Why maintain a healthy business credit relationship
Drive down any major road, and at some point you could run into trouble: A wreck that has shut down traffic, construction causing delays, or a dangerous object in your lane you must swerve to miss.
Obviously, your best chances of avoiding a major problem are when you have warning – a “Construction Delays” sign or a radio traffic alert before you get to the trouble spot.
In the same way, businesses can prepare for or even avoid disastrous business credit relationships with suppliers, distributors, customers and other partners when they have warning – when they can predict which of those players are riskiest in a business relationship. While the U.S. economy has been improving slowly, business failures outnumbered business startups as recently as the first quarter of 2011, according to the Bureau of Labor Statistics.

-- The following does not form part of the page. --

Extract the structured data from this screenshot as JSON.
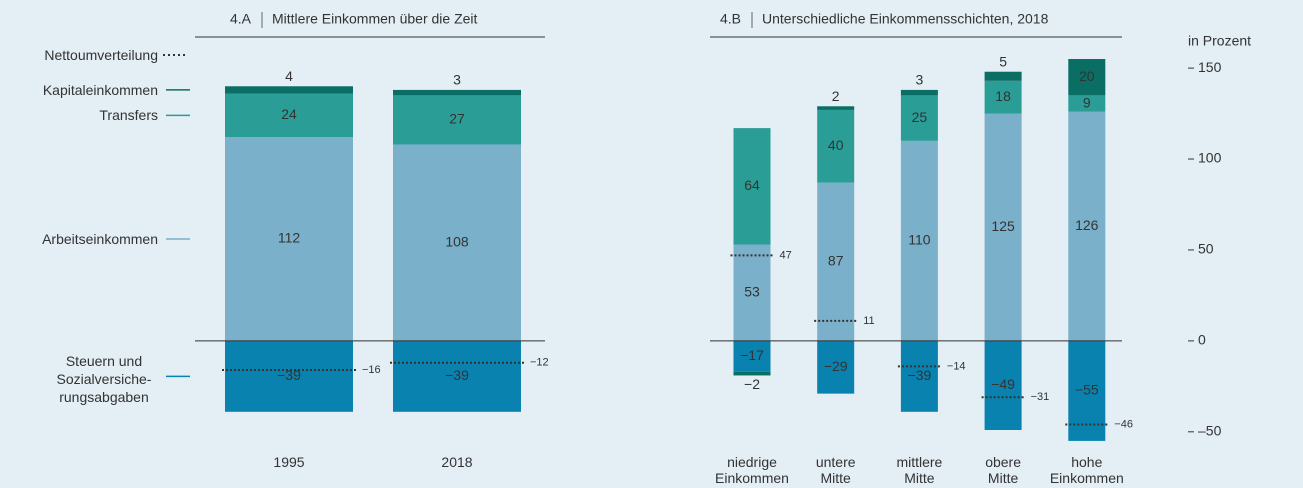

A bankruptcy filing may be the most obvious sign of financial trouble, but other events would be helpful to predict before entering into a business relationship, because they are considered a default on obligations. These events include: A borrower being 90 days past due on a loan, a loan being placed in a nonaccrual status, a write-down on an obligation (the reduction of the book value of an asset following an indication the value is diminished), or the classification of a loan modification as a troubled-debt restructuring.
Would it be helpful to find out ahead of time that a default is likely? To know that a supplier, vendor, customer or borrower is more likely than another to default so that you can avoid or modify the business relationship to reflect the risks involved?
There are countless historical examples where the financial uncertainty of a supplier has jeopardized a customer or vice versa. One particular example took place in 2000 between the automotive parts supplier, Delphi Automotive and its two largest customers, Ford and General Motors. Ford and General Motors were reporting historic earnings; however, this was all in jeopardy because of the poor financial health of their supplier, Delphi.
If Delphi Automotive had gone bankrupt, it would have drastically diminished Ford and General Motors’ ability to manufacture their products. They had no choice but to provide emergency financial assistance. Poor supplier due diligence posed a tremendous threat to two iconic American brands. Subsequently, this exemplifies the overarching importance of vendor due diligence. All firms, large and small should conduct some type of vendor/supplier due diligence. The lack of a through and robust due diligence process can lead to a disastrous outcome.